I would like to propose a modular approach not only to the phone hardware, but to the operating system and the development process as well.
How would this look like:
A basic layer based on FP OpenOS and TWRP.
An additional layer of optional non-open apps like the Google stack. Phones could still be delivered with this layer pre-installed, or users could get a prompt at the first startup that ask them if they want to install Google or not. F-Droid would be the default app manager If the phone does not come with GAPPs preinstalled.
Fairphone marketing would probably benefit from this: “Fairphone - Ethical down to the bit!”
I think this could save costs and make FP OpenOS users in particular happier:
More effective use of development resources than he current two-track approach.
FP OpenOS would not constantly lack behind in fixes and development as in the present situation.
This type of OS could be an easier “entry point” into the world of FOSS software for many people.
OK, but we could still use the same base system instead of developing on two tracks: One with GAPPs preinstalled and TWRP for shipping and an open version without GAPPS that can be installed later. I have used cyanogenmod for years, with and without GAPPs. GAPPs is just a matter of patching another image in the system - bingo. I just don’t get it why it takes the FP dev team so much effort to maintain both the offical and the open version that in the end - to be frank here - some OpenOS users feel like “second class citizens”.
I believe that’s pretty much what is happening. I don’t know why lately Open OS is behind so much, but usually it’s released a few days after the standard OS. Sombody in the FP team just has to tweak the OS a bit so it excludes Google and includes TWRP and root. If they are sick or on holidays then there is no Open OS update until they are back.
I’m with you mostly, but note that flashing a GApps ZIP is an unofficial way to get the Google Mobile Services. We (as Fairphone owners) are not companies, so we are blind about what is the official way to integrate the said GMS to a developing Android system. It could be more complex than that.
I just mean processes are different, and Fairphone is not able to just flash an unofficial ZIP and redistribute that OS.
Do not forget: Android is a Google walled garden, and Fairphone depends on them (for better (sells) and worse (freedom))
I guess the reason is that the stock recovery is part of Android too. No pure Android, no GMS license.
Also, these previous comments of myself on the forum could bring more info to the matter.
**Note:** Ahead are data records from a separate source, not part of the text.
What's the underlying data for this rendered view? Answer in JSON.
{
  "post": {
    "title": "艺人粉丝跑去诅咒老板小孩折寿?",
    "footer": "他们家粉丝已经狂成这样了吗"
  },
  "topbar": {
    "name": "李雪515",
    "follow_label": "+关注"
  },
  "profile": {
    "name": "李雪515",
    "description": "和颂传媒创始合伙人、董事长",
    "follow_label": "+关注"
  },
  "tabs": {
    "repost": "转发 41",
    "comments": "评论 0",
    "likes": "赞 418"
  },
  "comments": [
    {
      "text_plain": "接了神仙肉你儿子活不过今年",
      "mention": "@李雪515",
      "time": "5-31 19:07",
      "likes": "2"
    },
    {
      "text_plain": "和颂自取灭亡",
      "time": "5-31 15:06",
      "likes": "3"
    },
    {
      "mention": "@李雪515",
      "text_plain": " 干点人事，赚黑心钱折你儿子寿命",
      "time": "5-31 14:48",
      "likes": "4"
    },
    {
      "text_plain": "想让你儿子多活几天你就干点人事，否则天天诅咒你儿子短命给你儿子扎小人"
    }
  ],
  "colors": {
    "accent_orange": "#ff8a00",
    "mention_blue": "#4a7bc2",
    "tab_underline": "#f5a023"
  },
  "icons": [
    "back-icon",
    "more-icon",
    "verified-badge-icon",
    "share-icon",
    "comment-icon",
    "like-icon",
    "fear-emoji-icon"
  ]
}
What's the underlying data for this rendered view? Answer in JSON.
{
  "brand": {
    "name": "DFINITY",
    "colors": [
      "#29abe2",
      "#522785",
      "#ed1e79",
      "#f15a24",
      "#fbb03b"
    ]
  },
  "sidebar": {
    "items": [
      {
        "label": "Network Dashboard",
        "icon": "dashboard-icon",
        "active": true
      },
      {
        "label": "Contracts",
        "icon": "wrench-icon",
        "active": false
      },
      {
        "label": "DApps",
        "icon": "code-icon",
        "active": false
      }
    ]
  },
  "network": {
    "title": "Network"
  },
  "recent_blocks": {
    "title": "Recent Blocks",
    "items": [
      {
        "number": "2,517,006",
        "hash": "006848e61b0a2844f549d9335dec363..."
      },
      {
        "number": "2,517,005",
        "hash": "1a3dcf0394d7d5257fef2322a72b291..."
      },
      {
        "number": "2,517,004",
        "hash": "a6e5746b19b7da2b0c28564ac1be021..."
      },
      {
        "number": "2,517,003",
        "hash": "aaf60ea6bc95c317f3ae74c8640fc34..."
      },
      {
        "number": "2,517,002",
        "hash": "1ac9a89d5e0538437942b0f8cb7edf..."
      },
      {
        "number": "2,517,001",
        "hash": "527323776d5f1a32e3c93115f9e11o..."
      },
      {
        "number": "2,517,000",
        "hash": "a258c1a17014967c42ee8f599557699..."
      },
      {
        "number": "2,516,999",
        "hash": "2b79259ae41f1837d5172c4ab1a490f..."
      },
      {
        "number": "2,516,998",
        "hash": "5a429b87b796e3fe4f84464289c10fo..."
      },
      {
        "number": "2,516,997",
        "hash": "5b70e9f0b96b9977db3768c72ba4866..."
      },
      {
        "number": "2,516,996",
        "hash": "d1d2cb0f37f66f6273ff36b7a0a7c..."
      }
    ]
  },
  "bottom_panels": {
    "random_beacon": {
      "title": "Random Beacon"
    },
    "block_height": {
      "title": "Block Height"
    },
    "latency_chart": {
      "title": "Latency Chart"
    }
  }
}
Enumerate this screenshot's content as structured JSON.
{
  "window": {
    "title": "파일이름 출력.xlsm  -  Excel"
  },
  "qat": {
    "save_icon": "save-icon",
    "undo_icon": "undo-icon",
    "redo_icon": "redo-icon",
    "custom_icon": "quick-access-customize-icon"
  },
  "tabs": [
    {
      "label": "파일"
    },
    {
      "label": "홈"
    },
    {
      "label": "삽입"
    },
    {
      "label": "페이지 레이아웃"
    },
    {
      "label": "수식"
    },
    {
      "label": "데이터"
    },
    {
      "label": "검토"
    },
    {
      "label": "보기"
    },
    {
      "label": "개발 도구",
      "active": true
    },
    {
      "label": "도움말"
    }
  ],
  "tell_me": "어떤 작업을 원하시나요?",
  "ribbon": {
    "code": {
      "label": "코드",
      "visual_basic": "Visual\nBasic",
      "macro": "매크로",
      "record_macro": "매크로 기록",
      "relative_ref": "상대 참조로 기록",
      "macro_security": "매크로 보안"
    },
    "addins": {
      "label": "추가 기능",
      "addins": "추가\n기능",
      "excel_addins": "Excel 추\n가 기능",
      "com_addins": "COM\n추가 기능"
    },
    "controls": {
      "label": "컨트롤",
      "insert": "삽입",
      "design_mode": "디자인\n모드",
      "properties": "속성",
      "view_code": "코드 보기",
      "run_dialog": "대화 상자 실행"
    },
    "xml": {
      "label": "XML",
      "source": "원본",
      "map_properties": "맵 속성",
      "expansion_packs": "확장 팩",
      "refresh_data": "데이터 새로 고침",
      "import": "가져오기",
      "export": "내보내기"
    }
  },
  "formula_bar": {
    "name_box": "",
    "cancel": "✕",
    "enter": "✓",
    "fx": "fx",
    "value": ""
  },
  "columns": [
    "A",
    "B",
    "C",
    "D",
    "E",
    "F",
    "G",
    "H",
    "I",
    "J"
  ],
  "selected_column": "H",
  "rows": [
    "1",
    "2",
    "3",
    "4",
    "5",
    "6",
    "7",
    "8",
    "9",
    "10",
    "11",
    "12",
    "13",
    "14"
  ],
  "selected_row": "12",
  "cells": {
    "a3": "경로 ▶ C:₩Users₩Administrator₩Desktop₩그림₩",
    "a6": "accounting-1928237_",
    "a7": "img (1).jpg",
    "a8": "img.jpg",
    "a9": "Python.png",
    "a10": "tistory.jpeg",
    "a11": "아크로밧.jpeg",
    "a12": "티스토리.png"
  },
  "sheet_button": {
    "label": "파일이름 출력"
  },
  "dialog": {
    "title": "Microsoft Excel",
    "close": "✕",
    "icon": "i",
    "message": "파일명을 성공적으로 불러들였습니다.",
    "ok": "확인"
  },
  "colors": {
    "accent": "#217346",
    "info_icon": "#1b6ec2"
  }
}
We can wikify the topic and add list of exclusive differences between the two OSes, maybe?:
I don’t know if there is a “repo for GMS OS”. Android is composed out of >200 git repos (depending on the version), and I assume that the GMS part just takes like 30 or 40 extra repos, but probably not as source code but more in binary form like the FP2 blob archives.
Regarding the “stock recovery” it seems like it’s part of the plain AOSP:
I recommend you to read this post [Edit: Added link to “Why I think Fairphone OS should drop root and pre-install Google Apps” by @ben] and the following (lengthy - you might want to summarize the topic) discussion. It’s a weekend read because it goes quite deep and has a lot of background information. Very interesting are also the posts by Fairphone’s former lead developer @keesj (filter out his posts by clicking this avatar and choosing “8 posts in topic”).
It’s good to keep this in mind always. I can understand well that Fairphone’s priority is to ship security fixes to the highest relative amount of their customers so that as many people as possible benefit from them as soon as possible. Maybe it’s a wrong suggestion, but I’d even go so far as to say that the 5% FPOOS users are more security aware than the 95% and can be “entrusted” with security wholes for a longer time, until they receive the fixes.
@Stefan: Sorry, but I can’t find the posts mentioned by keesj in this Android 6.0/7.0 topic, but of course I would be interested in the technical reasons why basing the regular FP2 systems on FP Open OS should not be feasible.
It’s out of question that the “regular” FP2 system has a larger userbase. However, to me this is not a valid excuse for why the regular FP2 system is not build on top of FP Open OS but the other way round or if they are two separate systems. If this was done right, every time you would build the regular FP2 system you would also be able to build the FP Open OS flavor.
I can’t judge the technical im-/possibilities of this approach, but from my own experience with software aystems from my (large) company I’d guess the main reason is just the history. Probably they started out with FP (GMS) OS to get it ready as soon as possible (to not delay FP2’s market start) and only after that either forked FP Open OS (or ser it up separately). Of course it should be possible to move this to a more favorable model (likw suggested in posts avove), but again this step costs time at first, even if it surely will save time later.